A second O-ring retainer 134B' and a second O-ring 136B' are
utilized for forming a fluid-tight coupling between the distal end
of the second syringe barrel 120' and the second connector 128' of
the fluid manifold 124'.
[0255] In one embodiment, the distal end 230C' of the third syringe
barrel 122' is inserted into the third fluid inlet opening of the
third connector 130' of the fluid dispensing manifold 124'. A third
O-ring retainer 134C' and a third O-ring 136C' are utilized for
forming a water-tight coupling between the distal end of the third
syringe barrel 122' and the third connector 130' of the fluid
manifold 124'.
[0256] In one embodiment, the first fluid dispensing opening 232A'
located at the distal end of the first syringe barrel 118' is
preferably in fluid communication with the first fluid tube 146'
for directing the first fluid of a mixture from the first syringe
barrel 118' into the first fluid tube 146'.

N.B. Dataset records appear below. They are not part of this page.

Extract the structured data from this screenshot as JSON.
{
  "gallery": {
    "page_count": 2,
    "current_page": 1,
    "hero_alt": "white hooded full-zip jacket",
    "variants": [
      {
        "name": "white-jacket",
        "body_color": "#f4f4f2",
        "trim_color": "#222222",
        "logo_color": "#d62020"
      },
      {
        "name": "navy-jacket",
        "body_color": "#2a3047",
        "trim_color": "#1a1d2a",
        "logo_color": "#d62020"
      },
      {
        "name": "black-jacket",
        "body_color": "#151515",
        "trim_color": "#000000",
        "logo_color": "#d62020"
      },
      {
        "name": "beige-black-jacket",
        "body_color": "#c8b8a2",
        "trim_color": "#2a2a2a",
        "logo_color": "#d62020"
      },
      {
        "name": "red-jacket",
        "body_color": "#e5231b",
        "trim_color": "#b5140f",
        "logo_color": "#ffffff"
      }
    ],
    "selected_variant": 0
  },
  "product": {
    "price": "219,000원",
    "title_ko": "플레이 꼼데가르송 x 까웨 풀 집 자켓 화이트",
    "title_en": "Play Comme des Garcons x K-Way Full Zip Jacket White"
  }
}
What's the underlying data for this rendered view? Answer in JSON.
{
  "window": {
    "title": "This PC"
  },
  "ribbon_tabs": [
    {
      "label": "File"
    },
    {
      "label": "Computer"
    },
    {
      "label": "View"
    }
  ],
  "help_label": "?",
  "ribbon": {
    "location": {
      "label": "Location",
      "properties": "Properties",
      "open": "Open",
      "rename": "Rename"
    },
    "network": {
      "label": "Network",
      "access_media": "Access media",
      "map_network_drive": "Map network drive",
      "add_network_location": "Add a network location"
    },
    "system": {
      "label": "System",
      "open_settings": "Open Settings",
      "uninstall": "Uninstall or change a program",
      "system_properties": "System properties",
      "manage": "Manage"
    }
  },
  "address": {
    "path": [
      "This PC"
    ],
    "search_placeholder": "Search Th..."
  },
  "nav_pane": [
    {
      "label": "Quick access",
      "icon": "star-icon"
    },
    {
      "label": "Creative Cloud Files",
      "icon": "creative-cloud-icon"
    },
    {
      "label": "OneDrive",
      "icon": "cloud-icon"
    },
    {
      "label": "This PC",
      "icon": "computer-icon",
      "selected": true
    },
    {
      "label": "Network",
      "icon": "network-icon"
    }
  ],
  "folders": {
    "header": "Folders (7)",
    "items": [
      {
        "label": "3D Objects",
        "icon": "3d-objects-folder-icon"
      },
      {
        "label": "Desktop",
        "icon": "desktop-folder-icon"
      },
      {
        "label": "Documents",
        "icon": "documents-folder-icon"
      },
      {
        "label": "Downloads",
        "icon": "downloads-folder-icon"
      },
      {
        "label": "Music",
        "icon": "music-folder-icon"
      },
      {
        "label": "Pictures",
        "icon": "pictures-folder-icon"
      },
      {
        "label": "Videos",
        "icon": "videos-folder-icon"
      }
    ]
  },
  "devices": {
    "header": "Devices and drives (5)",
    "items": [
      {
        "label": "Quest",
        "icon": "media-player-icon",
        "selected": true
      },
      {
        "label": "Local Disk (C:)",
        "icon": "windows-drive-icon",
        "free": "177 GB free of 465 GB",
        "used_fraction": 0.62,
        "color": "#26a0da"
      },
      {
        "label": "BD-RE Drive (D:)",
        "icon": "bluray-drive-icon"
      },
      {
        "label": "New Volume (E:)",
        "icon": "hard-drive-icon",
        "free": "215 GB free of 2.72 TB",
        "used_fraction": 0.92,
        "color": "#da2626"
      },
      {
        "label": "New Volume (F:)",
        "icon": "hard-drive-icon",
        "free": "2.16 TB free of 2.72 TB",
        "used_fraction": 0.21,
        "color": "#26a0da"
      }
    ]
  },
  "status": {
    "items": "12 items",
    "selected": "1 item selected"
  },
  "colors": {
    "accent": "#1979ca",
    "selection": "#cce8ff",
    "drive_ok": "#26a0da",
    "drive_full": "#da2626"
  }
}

[0257] In one embodiment, the second fluid dispensing opening 248B'
located at the distal end 230B' of the second syringe barrel 120'
is preferably in fluid communication with the second fluid tube
148' for directing the second fluid of a mixture from the second
syringe barrel 120' into the second fluid tube 148'.
[0258] In one embodiment, the third dispensing opening 248C' at the
distal end 230C' of the third syringe barrel 122' is preferably in
fluid communication with the third fluid tube 150' for directing
the third fluid of the mixture from the third syringe barrel 122'
into the third fluid tube 150'.
[0259] In one embodiment, the distal end 104' of the applicator
instrument 100' preferably includes the spray tip assembly 125',
which is secured to the distal ends of the respective upper and
lower fluid tube enclosures 142', 144'. In one embodiment, the
spray tip assembly 125' preferably includes the fluid connector
154' having a distal end that is secured to a proximal end of the
spray tip housing 160'. An O-ring 156' forms a fluid-tight seal
between the fluid connector 154' and the spray tip housing 160' A
mixing element 158' is disposed inside the spray tip housing 160'.
A dispensing cap 162' is preferably assembled within an opening
provided at the distal end of the spray tip housing 160'.
[0260] Referring to FIG. 36, in one embodiment, a dispensing system
100'' for dispensing a tissue adhesive preferably includes a first
syringe barrel 118'' adapted to contain a first fluid having a
first reactive component, a second syringe barrel 120'' adapted to
contain a second fluid having a second reactive component, and a
third syringe barrel 122'' adapted to receive a third fluid (e.g.,
a neutralizing buffer; a diluent such as H.sub.2O). In one
embodiment, a first syringe plunger 108'' having a first piston
114'' secured to a distal end thereof is assembled with the first
syringe barrel 118'', a second syringe plunger 110'' having a
second piston 116'' secured to a distal end thereof is assembled
with the second syringe barrel 120'', and a third syringe plunger
112'' having a third piston 117'' secured to a distal end thereof
is assembled with the third syringe barrel 122''.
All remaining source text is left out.